Il vit partir la missive, avec une pointe d'impatience quant à la réponse de l'humain. Sans qu'il ne s'en rende compte, il s'était attaché à ce petit jeu qui le changeait tant de ses préoccupations habituelles.
Le lendemain, répondant à son attente, une nouvelle missive arriva au palais. Legolas mit une heure à calmer son rire avant d'être capable de pensées cohérentes. Quand il commença à écrire la réponse au descendant d'Isildur, il dut faire plusieurs pauses afin de reprendre son calme.
"En position agenouillée, coince fermement le chiot entre tes genoux. Tiens les pattes avant et arrière fermement. Ignore les grognements sourds de l'animal. Demande à Haldir de lui maintenir la tête avec une pression suffisante d'une main et d'enfoncer une règle en bois jusqu'au fond de la gorge de l'autre. Fais glisser la pilule le long de cette règle et frotte vigoureusement la gorge du chiot."
Après le départ de la missive, Legolas mit une heure à se calmer, imaginant la scène, et essayant d'imaginer la réponse qui viendrait bientôt. Son père passa devant sa porte. Il voulait savoir si le prince allait mieux, mais se méprit sur le son qu'il entendit au travers du bois de la porte. Son fils ne devait pas encore s'être remis des morts de l'expédition-araignées. Peut-être avait-il besoin d'un peu plus de temps seul... Thandruil se promit de lui parler le lendemain.
Mais le lendemain, il se ravisa: de la chambre de son fils parvenait les mêmes rires hystériques. Il avait appris que ces derniers jours, un messager faisait de constant aller-retour entre Lothlòrien et Mirkwood, mais n'avait pas encore fait "deux plus deux égal quatre".
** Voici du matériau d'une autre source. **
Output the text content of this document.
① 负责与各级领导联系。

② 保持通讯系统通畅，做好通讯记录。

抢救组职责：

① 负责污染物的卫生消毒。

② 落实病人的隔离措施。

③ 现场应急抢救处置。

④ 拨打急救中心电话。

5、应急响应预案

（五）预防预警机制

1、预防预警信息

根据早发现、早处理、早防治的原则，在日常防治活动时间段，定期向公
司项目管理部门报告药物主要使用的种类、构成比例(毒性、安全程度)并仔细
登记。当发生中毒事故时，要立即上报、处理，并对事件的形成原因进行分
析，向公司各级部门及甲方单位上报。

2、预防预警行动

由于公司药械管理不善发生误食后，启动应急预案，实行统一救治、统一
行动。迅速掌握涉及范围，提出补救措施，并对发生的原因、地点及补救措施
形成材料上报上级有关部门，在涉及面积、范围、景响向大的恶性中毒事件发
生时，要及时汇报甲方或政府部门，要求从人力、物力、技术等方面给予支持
Legolas mit plus de temps que d'habitude pour se calmer. Il se demandait s'il ne devait pas se rendre lui-même à Lothlòrien pour régler rapidement l'affaire, puis se ravisa: ce petit jeu pouvait encore durer un moment, et ce n'était pas comme s'il était pressé de revenir à sa vie d'avant, celle du prince-assassin, sans peur et sans sentiments.
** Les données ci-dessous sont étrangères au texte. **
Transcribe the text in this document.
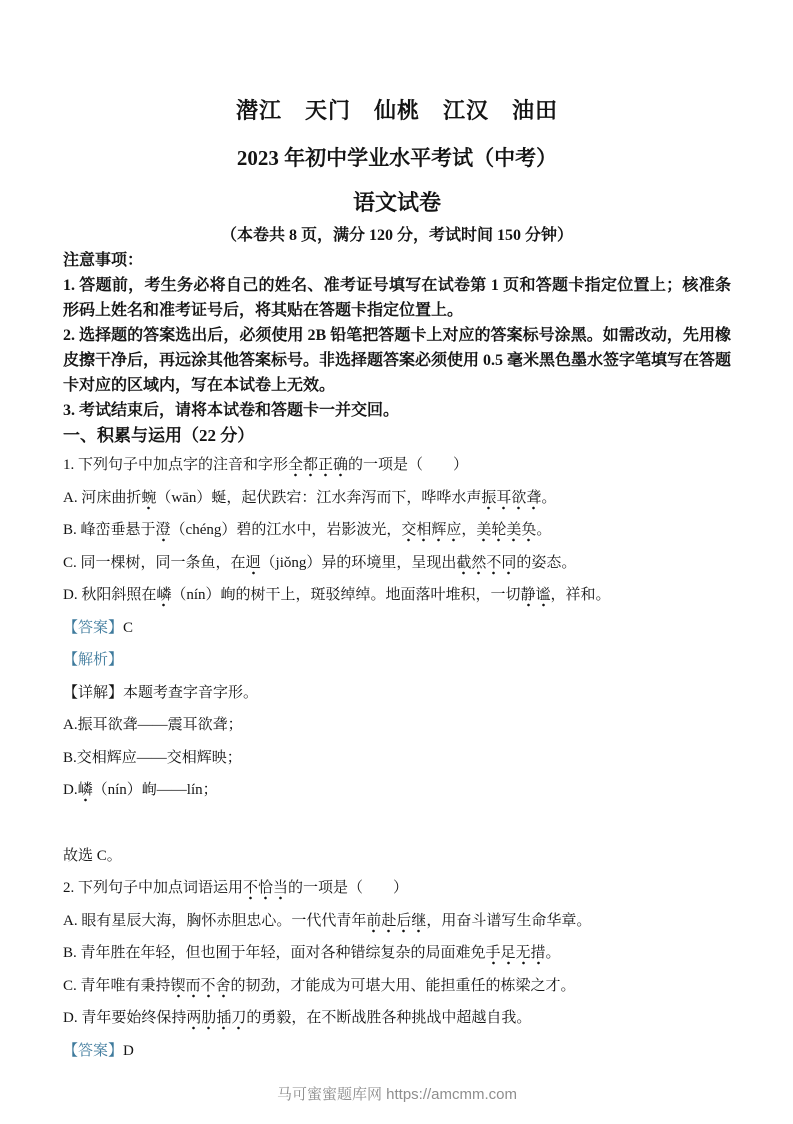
潜江　天门　仙桃　江汉　油田
2023 年初中学业水平考试（中考）
语文试卷
（本卷共 8 页，满分 120 分，考试时间 150 分钟）
注意事项：

1. 答题前，考生务必将自己的姓名、准考证号填写在试卷第 1 页和答题卡指定位置上；核准条形码上姓名和准考证号后，将其贴在答题卡指定位置上。

2. 选择题的答案选出后，必须使用 2B 铅笔把答题卡上对应的答案标号涂黑。如需改动，先用橡皮擦干净后，再远涂其他答案标号。非选择题答案必须使用 0.5 毫米黑色墨水签字笔填写在答题卡对应的区域内，写在本试卷上无效。

3. 考试结束后，请将本试卷和答题卡一并交回。

一、积累与运用（22 分）
1. 下列句子中加点字的注音和字形全都正确的一项是（　　）
A. 河床曲折蜿（wān）蜒，起伏跌宕：江水奔泻而下，哗哗水声振耳欲聋。
B. 峰峦垂悬于澄（chéng）碧的江水中，岩影波光，交相辉应，美轮美奂。
C. 同一棵树，同一条鱼，在迥（jiǒng）异的环境里，呈现出截然不同的姿态。
D. 秋阳斜照在嶙（nín）峋的树干上，斑驳绰绰。地面落叶堆积，一切静谧，祥和。
【答案】C
【解析】
【详解】本题考查字音字形。
A.振耳欲聋——震耳欲聋；
B.交相辉应——交相辉映；
D.嶙（nín）峋——lín；
故选 C。
2. 下列句子中加点词语运用不恰当的一项是（　　）
A. 眼有星辰大海，胸怀赤胆忠心。一代代青年前赴后继，用奋斗谱写生命华章。
B. 青年胜在年轻，但也囿于年轻，面对各种错综复杂的局面难免手足无措。
C. 青年唯有秉持锲而不舍的韧劲，才能成为可堪大用、能担重任的栋梁之才。
D. 青年要始终保持两肋插刀的勇毅，在不断战胜各种挑战中超越自我。
【答案】D
马可蜜蜜题库网 https://amcmm.com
Il prit la plume et inscrivit sa réponse à l'humain, se demandant s'il était CELUI qui deviendrait un jour le roi des hommes, ou si une fois de plus, l'occasion passerait à une génération ultérieure.
"Arrache le chiot des rideaux de la clairière sacrée. Laisse la vieille pilule sous les racines du grand chêne, je t'envois ci-joint un nouveau paquet de pilules. Prends note quand même d'acheter une nouvelle règle et de nouveaux rideaux."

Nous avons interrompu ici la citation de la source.